Os três cientistas são Daniel Miranda, professor da UFMS; Marcos Silva, professor da UFGD; e Shandor Torok, cientista político vinculado ao Observatório da Justiça no Brasil e América Latina, situado na UniRio.
A reportagem contou com o apoio de Shandor, que explica que, por ainda se tratar de uma pesquisa preliminar, o estudo não foi submetido a uma revista científica nem passou por revisão por pares, sendo uma versão para discussão. Ele também revela que o levantamento exigiu um extenso trabalho de coleta e cruzamento de dados.
“Não existe uma base pronta com tudo. As emendas no Brasil estão espalhadas por fontes que se sobrepõem e que têm buracos. O exemplo que mais surpreende as pessoas: o Portal da Transparência, a principal fonte federal, diz o nome do deputado em todas as linhas, mas só informa o município de destino em mais ou menos 10% dos casos. Nos outros 90%, ele escreve apenas ‘MS’ ou ‘Nacional’. Então boa parte do meu trabalho foi reconstruir esse destino que o dado oficial esconde”, expõe ao Jornal O Estado.
O pesquisador conta que cruzou dez fontes oficiais, seis federais e quatro estaduais, de 2014 a 2026, para responder à pergunta: “o deputado manda dinheiro público para onde já tem voto?”. Dentro da literatura especializada, essa é uma questão que divide pesquisadores. O Ipea (Instituto de Pesquisa Econômica Aplicada) aponta evidências robustas de que o voto influencia a destinação de recursos, mas ressalta que ainda faltam estimativas mais confiáveis.
Os resultados preliminares da pesquisa mostram que existe uma relação forte e consistente entre voto e emenda. “Onde o deputado tem mais voto, ele manda mais emenda. No estadual, cada dez pontos a mais de votação num município estão associados a algo como 49% a mais no valor da emenda ali. No federal, a uns 19% a mais. E esse sinal não aparece num canto só, ele aparece em quatro recortes diferentes dos dados”, explica Torok.
Shandor relata que esses números são ainda mais evidentes entre os parlamentares que compõem a Assembleia Legislativa.

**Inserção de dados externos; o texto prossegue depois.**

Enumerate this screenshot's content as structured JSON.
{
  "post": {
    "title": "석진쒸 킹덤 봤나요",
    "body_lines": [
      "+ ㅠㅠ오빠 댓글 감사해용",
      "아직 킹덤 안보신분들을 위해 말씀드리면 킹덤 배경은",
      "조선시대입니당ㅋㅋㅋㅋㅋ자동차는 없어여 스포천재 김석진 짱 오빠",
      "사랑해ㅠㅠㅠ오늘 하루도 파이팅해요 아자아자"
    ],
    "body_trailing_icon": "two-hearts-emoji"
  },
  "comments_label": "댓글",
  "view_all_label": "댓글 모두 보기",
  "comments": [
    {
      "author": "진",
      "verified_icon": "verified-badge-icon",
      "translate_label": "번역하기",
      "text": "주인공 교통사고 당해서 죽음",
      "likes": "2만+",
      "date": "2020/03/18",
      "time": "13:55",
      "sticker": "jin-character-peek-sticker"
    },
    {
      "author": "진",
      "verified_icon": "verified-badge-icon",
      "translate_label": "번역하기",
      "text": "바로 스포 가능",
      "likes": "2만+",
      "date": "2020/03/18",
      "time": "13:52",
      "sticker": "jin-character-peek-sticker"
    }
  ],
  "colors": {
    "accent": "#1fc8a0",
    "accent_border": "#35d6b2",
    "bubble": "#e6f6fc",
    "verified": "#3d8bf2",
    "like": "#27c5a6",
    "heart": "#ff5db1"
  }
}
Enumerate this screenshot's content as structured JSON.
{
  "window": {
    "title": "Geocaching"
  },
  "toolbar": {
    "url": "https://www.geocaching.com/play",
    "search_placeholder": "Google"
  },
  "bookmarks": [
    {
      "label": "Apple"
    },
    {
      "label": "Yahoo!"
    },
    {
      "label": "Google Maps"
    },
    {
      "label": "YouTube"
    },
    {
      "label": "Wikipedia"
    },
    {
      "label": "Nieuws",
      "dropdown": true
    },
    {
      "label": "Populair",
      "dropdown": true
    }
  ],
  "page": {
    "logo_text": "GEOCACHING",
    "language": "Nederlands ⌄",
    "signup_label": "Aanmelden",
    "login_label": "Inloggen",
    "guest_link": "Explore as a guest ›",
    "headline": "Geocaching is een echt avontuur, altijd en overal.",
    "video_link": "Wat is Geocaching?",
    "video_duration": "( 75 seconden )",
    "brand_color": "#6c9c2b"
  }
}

O efeito entre os deputados estaduais é cerca de duas vezes e meia maior do que entre os deputados federais, podendo chegar a quatro vezes, dependendo da fase de gasto em que o empenho se encontra. “O deputado estadual prioriza os redutos dele de um jeito bem mais marcado que o federal.”
Outro ponto que o cientista destaca é que a força dessa relação mais que dobrou ao longo da década e acelerou cerca de 30% depois que as emendas se tornaram impositivas, em 2019.
“Quando o governo passou a ser obrigado a executar, o deputado ganhou volume garantido para direcionar. E eu testei se esse salto não era só uma tendência que já vinha de antes. Não era. É uma quebra ligada ao novo regime.”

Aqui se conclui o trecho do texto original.